In an earlier post, I discussed using AI commercially and making images that I would not usually have anything to do with. Since my work is always an inquiry focused on technology and the body, it’s probably true that the more I become acquainted with the tech, the better. And I would not be learning so much had I not gone down this path, so I am grateful for that opportunity.
Due to the nature of the job, questions around censorship, the female form, and guardrails remain at the forefront of my mind.
In the previous post, I wrote;
“I have come to the conclusion that these image-machines surely must have been trained on a store of dead or sleeping plastic models. Perhaps there is a vast store of Sleeping Beauty Cindy Doll images somewhere on the internet. Is porn really dominated by sexual fantasies about sleeping plastic ladies?” These questions remain. But the following image triggers a new layer of questions.

Recently, my working partner Anastasia wrote a prompt inspired by the Tarot death card (as required) and between us, we generated a plethora of frightful-looking digital spectres (see above). They reminded me of a book I had read about mostly male artists painting and photographing dying and dead women called Over her Dead Body by Elisabeth Bronfen (2006). I wrote about it when studying a course titled Self and Other in 2017 (which was more tightly focused on class than the psychology and phenomenology of self and other than I had expected). I mentioned the book to Anastasia and I think she believed I was joking when I suggested we might pursue this as a potential project. There is an historical trend and it is certainly worth considering. We would not be alone: see artists Joel Peter Witkins and Isabelle Mège who I wrote about a few years ago in preparation for one of the earliest academic essays I submitted. Sally Mann is another, whose images of corpses in Body Farm (2001) elicited mixed responses.

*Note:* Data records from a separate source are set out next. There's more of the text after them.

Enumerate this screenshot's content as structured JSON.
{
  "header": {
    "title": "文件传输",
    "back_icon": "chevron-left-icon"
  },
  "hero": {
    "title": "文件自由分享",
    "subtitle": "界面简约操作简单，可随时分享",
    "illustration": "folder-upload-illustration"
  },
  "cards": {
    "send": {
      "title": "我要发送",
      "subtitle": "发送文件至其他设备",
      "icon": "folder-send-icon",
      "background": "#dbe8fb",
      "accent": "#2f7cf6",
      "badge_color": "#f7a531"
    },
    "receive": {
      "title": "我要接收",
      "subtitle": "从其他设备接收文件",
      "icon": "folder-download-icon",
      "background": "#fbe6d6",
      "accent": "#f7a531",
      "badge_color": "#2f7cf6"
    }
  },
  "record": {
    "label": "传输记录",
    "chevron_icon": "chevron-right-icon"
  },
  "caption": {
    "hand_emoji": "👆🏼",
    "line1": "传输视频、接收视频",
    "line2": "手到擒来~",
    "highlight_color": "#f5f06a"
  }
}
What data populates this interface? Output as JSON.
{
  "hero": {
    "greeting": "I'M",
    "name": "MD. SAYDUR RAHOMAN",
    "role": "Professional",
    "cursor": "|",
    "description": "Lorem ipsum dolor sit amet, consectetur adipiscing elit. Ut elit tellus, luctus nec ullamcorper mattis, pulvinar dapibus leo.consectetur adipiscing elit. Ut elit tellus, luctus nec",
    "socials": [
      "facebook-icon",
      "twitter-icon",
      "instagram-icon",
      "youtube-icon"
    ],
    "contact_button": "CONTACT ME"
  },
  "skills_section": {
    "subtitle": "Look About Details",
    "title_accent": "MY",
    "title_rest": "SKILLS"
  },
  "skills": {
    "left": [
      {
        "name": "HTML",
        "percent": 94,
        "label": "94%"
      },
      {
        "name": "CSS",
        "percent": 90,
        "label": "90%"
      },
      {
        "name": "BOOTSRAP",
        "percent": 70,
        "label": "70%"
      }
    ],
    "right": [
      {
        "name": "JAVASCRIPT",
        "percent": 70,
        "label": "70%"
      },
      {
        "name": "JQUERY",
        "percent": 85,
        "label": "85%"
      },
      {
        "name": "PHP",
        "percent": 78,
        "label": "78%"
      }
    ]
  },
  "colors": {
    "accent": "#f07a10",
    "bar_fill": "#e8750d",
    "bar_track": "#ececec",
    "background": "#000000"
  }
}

Given the overwhelming number of generations that have emerged in our efforts to deliver what our client has requested, where women look positively lifeless even when we are not requesting images inspired by the Death Tarot card, this feels like an extremely valid avenue of inquiry, despite (or perhaps because of) the perennial problem of AI images often being somewhat ‘thin’.

Bronfen, E. (2006) Over her dead body: death, femininity, and the aesthetic. (1. digital, on-demand ed) Manchester, UK New York, NY: Manchester University Press.